“The hope is that now that we know where these signals live and now that we know what kind of signals to look for, we could try to track them non-invasively,” he says. “As we recruit more patients, or better characterize how these signals vary between people, maybe we can use it for diagnosis.”
The researchers also found that they were able to distinguish a patient’s chronic pain from deliberately inflicted acute pain using a thermal probe. The chronic pain signals came from a different part of the brain, suggesting that it’s not just a prolonged version of acute pain, but something else entirely.

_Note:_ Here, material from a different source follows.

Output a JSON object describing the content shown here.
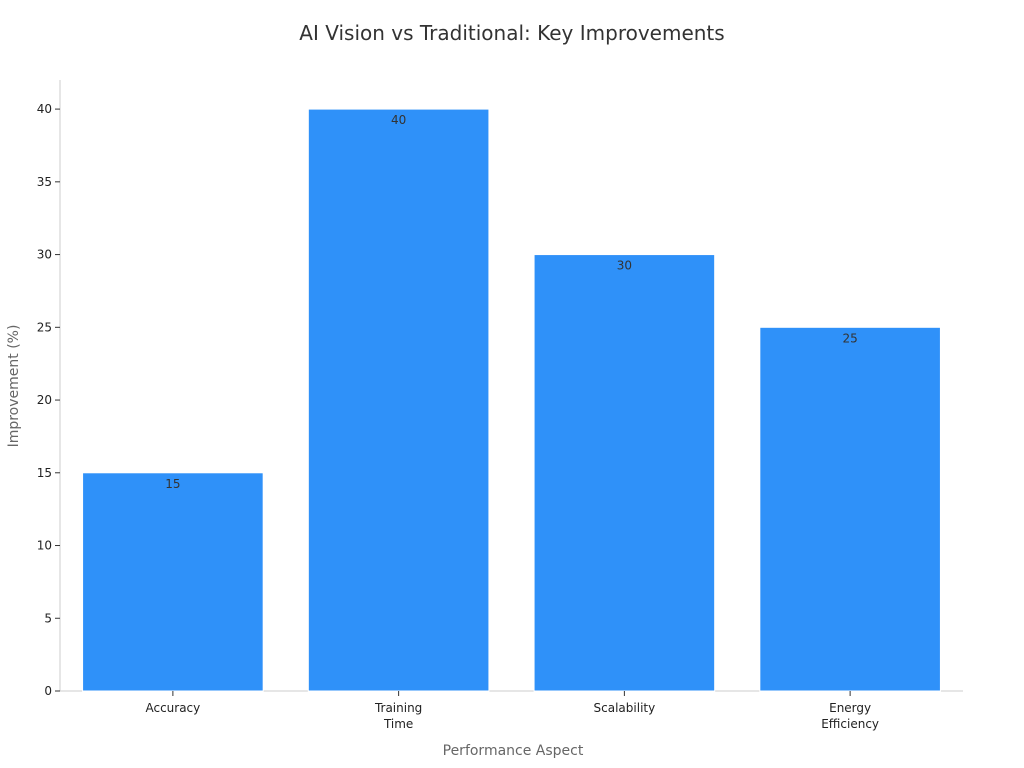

Because different people experience pain in different ways, there is no one-size-fits-all approach to dealing with it, which has proven to be a huge challenge in the past. The team hopes that mapping people’s biomarkers will allow them to better target the therapeutic use of electrical brain stimulation, a treatment that Shirvalkar likens to turning pain on or off like a thermostat.
The findings could be a big leap in pain treatment and could be particularly useful for treating people with chronic pain who have difficulty communicating, says Ben Seymour, professor of clinical neuroscience at the University of Oxford, who was not involved. in the project.
“This opens a new door to smart pain technologies, so I think this is a very important engineering hurdle that has now been overcome,” he says.
It also demonstrates the intensely personal ways in which people experience pain and the importance of tailoring treatments to each individual, Shirvalkar adds.
“It’s clear that grief is so complex, and that individual people are so complex, that the only way to really hear and see them is to let them tell their side of the story,” she says.